Lie Ryan wrote:
On 04/24/10 23:39, Robert Berman wrote:
-----Original Message-----
From: [email protected] [mailto:tutor-
[email protected]] On Behalf Of Alan Gauld
Sent: Friday, April 23, 2010 7:41 PM
To: [email protected]
Subject: Re: [Tutor] Binary search question

"Emile van Sebille" <[email protected]> wrote

   BIG SNIP
And even at 10000000 entries, the list creation slowed right
down - about 10 seconds, but the searches even for "-5" were
still around a second.

So 'in' looks pretty effective to me!
Now that is most impressive.


But that is with the assumption that comparison is very cheap. If you're
searching inside an object with more complex comparison, say, 0.01
second per comparison, then with a list of 10 000 000 items, with 'in'
you will need on *average* 5 000 000 comparisons which is 50 000 seconds
compared to *worst-case* 24 comparisons with bisect which is 0.24 seconds.
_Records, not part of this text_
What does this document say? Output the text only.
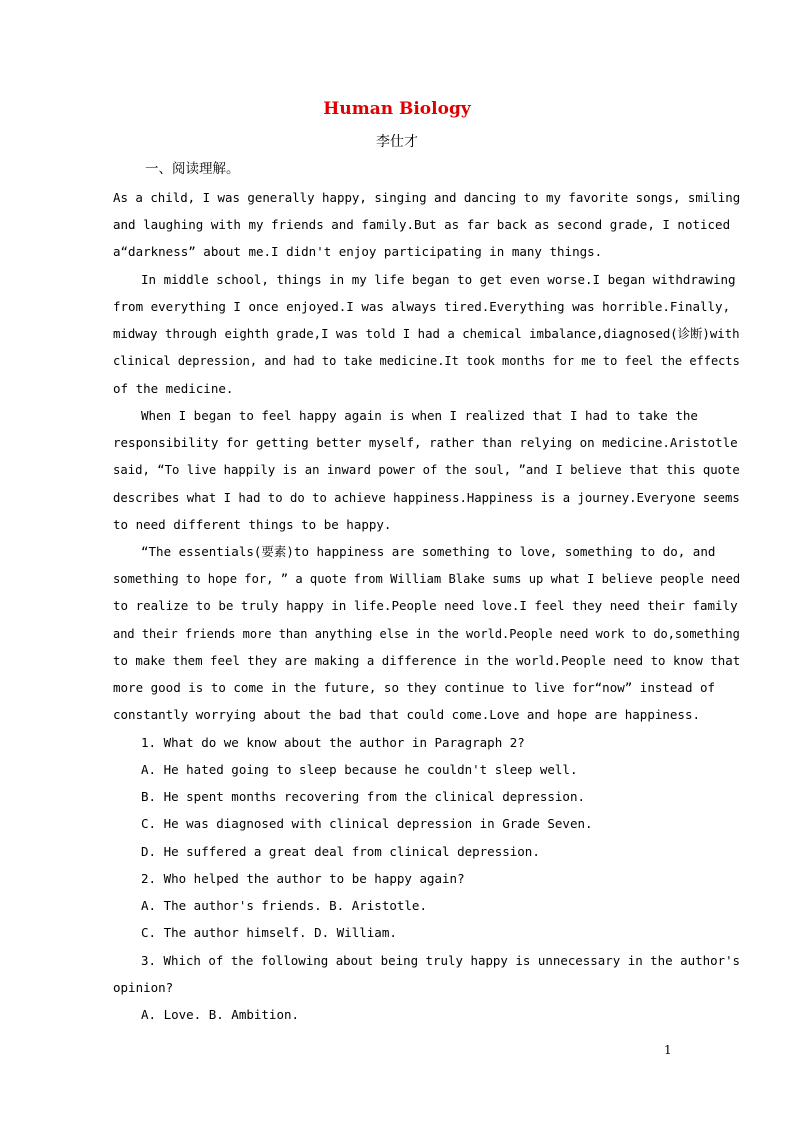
Human Biology
李仕才
一、阅读理解。
As a child, I was generally happy, singing and dancing to my favorite songs, smiling
and laughing with my friends and family.But as far back as second grade, I noticed
a“darkness” about me.I didn't enjoy participating in many things.
In middle school, things in my life began to get even worse.I began withdrawing
from everything I once enjoyed.I was always tired.Everything was horrible.Finally,
midway through eighth grade,I was told I had a chemical imbalance,diagnosed(诊断)with
clinical depression, and had to take medicine.It took months for me to feel the effects
of the medicine.
When I began to feel happy again is when I realized that I had to take the
responsibility for getting better myself, rather than relying on medicine.Aristotle
said, “To live happily is an inward power of the soul, ”and I believe that this quote
describes what I had to do to achieve happiness.Happiness is a journey.Everyone seems
to need different things to be happy.
“The essentials(要素)to happiness are something to love, something to do, and
something to hope for, ” a quote from William Blake sums up what I believe people need
to realize to be truly happy in life.People need love.I feel they need their family
and their friends more than anything else in the world.People need work to do,something
to make them feel they are making a difference in the world.People need to know that
more good is to come in the future, so they continue to live for“now” instead of
constantly worrying about the bad that could come.Love and hope are happiness.
1. What do we know about the author in Paragraph 2?
A. He hated going to sleep because he couldn't sleep well.
B. He spent months recovering from the clinical depression.
C. He was diagnosed with clinical depression in Grade Seven.
D. He suffered a great deal from clinical depression.
2. Who helped the author to be happy again?
A. The author's friends. B. Aristotle.
C. The author himself. D. William.
3. Which of the following about being truly happy is unnecessary in the author's
opinion?
A. Love. B. Ambition.
1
Now, I say that's 208333 times difference, most impressive indeed.



The ratio doesn't change with a slow comparison, only the magnitude.

And if you have ten million objects that are complex enough to take .01 secs per comparison, chances are it took a day or two to load them up into your list. Most likely you won't be using a list anyway, but a database, so you don't have to reload them each time you start the program.


It's easy to come up with situations in which each of these solutions is better than the other.